[PATCH 1/3] md: set MD_CHANGE_PENDING in a atomic region

From: Guoqing Jiang
Date: Tue May 03 2016 - 22:23:27 EST


Some code waits for a metadata update by:

1. flagging that it is needed (MD_CHANGE_DEVS or MD_CHANGE_CLEAN)
2. setting MD_CHANGE_PENDING and waking the management thread
3. waiting for MD_CHANGE_PENDING to be cleared

If the first two are done without locking, the code in md_update_sb()
which checks if it needs to repeat might test if an update is needed
before step 1, then clear MD_CHANGE_PENDING after step 2, resulting
in the wait returning early.

So make sure all places that set MD_CHANGE_PENDING are atomicial, and
bit_clear_unless (suggested by Neil) is introduced for the purpose.
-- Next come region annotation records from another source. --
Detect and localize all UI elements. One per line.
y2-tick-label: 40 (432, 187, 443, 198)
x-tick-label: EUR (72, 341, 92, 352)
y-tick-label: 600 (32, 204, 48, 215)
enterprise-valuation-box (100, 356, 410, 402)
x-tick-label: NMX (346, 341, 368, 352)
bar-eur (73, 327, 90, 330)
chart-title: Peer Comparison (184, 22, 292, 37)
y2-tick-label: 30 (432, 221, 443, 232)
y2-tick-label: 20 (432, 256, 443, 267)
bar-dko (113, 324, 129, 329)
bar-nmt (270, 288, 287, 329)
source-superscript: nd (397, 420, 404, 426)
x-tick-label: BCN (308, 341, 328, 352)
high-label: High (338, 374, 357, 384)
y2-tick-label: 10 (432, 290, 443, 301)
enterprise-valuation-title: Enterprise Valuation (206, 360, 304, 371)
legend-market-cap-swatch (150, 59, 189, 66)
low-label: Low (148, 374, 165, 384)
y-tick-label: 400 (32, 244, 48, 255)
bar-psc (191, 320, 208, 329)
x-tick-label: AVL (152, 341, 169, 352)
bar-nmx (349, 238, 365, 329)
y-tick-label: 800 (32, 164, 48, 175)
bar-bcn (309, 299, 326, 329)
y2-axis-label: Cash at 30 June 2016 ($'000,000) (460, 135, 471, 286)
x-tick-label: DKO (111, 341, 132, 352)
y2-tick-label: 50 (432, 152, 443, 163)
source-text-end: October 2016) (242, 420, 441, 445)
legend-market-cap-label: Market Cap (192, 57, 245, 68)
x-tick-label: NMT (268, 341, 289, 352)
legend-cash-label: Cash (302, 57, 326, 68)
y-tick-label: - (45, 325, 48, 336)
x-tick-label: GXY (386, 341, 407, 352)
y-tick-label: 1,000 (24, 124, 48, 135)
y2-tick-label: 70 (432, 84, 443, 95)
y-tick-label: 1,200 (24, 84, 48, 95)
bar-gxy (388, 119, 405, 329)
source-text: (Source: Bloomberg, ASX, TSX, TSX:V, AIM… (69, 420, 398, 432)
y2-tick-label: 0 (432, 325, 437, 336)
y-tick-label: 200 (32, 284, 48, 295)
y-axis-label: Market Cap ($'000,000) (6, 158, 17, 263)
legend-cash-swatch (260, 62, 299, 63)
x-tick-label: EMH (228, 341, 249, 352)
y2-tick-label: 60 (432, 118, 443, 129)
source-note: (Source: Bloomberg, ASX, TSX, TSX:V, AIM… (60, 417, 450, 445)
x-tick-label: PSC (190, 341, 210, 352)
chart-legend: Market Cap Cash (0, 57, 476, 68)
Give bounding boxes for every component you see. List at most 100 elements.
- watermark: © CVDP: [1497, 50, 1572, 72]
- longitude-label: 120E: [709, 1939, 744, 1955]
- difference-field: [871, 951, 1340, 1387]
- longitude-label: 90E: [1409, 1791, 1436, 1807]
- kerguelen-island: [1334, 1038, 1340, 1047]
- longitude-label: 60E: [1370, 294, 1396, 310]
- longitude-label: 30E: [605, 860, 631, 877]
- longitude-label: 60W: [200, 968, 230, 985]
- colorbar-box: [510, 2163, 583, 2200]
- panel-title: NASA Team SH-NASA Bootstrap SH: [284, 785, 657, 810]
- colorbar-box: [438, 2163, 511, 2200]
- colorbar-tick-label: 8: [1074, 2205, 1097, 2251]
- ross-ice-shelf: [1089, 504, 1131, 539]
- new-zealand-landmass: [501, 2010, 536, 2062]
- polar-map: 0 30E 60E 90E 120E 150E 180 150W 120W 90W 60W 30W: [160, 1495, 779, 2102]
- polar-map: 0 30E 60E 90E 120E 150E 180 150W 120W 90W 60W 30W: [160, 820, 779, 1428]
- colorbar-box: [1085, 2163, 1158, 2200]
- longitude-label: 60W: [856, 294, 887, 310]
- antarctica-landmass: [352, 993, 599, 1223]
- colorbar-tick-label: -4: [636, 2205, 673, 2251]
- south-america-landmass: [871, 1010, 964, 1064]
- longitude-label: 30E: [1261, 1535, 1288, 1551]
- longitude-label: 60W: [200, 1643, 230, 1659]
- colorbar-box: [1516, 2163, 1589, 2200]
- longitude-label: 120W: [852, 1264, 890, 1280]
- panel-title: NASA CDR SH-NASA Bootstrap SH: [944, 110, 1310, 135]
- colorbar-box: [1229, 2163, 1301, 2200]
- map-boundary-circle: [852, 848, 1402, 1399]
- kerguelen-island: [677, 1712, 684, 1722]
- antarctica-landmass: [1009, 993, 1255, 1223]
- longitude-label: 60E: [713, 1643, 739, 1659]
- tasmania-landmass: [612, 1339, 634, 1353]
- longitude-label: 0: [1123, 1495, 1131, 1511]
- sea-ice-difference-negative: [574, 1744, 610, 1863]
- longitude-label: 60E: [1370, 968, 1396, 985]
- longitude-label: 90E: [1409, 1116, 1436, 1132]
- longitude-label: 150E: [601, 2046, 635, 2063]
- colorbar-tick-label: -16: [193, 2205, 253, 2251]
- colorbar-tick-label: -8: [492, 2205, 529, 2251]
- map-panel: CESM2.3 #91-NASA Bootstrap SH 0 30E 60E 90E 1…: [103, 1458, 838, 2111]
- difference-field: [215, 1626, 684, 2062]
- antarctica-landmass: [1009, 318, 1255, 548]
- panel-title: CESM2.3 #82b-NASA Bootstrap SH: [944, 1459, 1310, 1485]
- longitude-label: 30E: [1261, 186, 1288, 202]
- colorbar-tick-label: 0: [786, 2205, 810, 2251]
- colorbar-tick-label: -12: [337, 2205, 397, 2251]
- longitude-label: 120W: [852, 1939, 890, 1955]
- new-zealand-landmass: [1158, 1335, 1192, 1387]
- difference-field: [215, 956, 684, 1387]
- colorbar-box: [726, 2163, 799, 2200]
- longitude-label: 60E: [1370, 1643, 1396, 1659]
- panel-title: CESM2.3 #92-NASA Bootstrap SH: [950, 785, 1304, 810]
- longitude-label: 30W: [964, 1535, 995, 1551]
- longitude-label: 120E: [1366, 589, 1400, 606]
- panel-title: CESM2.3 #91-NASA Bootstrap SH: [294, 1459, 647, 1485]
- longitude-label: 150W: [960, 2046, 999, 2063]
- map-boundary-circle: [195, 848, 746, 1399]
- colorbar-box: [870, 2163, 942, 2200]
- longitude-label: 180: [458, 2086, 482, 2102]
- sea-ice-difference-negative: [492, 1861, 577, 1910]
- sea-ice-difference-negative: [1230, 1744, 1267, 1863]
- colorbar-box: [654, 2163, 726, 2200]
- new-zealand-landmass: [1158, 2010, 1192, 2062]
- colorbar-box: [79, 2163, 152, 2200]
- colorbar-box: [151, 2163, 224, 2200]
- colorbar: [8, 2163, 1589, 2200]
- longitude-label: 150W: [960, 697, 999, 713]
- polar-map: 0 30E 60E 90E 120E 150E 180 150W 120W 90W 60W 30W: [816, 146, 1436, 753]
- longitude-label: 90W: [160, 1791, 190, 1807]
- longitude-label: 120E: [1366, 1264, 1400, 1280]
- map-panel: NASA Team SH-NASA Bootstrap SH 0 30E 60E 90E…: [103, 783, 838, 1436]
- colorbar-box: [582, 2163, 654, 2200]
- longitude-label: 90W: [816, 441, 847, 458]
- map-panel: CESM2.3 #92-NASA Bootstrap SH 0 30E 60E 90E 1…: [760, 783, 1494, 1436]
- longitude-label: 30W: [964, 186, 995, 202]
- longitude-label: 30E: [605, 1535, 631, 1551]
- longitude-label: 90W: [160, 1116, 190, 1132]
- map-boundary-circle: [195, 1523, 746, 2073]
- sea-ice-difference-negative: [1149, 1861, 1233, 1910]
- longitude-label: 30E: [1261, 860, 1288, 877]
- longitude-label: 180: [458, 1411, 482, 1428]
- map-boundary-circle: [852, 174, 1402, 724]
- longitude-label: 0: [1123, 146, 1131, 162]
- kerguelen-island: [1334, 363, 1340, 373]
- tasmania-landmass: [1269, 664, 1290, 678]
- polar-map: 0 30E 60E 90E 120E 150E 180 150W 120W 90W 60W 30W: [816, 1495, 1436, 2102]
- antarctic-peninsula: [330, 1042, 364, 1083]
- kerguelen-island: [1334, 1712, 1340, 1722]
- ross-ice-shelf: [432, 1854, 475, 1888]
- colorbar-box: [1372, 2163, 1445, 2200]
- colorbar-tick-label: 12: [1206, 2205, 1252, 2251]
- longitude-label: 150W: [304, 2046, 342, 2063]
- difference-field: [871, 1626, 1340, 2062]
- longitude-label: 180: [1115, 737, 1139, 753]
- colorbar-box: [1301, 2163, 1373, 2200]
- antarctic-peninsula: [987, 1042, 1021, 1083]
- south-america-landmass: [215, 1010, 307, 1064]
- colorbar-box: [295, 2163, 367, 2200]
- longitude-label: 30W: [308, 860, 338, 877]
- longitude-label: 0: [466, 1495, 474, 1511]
Cc: Martin Kepplinger <martink@xxxxxxxxx>
Cc: Andrew Morton <akpm@xxxxxxxxxxxxxxxxxxxx>
Cc: Denys Vlasenko <dvlasenk@xxxxxxxxxx>
Cc: Sasha Levin <sasha.levin@xxxxxxxxxx>
Cc: <linux-kernel@xxxxxxxxxxxxxxx>
Reviewed-by: NeilBrown <neilb@xxxxxxxx>
Signed-off-by: Guoqing Jiang <gqjiang@xxxxxxxx>
---
drivers/md/md.c | 27 ++++++++++++++-------------
drivers/md/raid1.c | 4 ++--
drivers/md/raid10.c | 8 ++++----
drivers/md/raid5-cache.c | 4 ++--
drivers/md/raid5.c | 4 ++--
include/linux/bitops.h | 16 ++++++++++++++++
6 files changed, 40 insertions(+), 23 deletions(-)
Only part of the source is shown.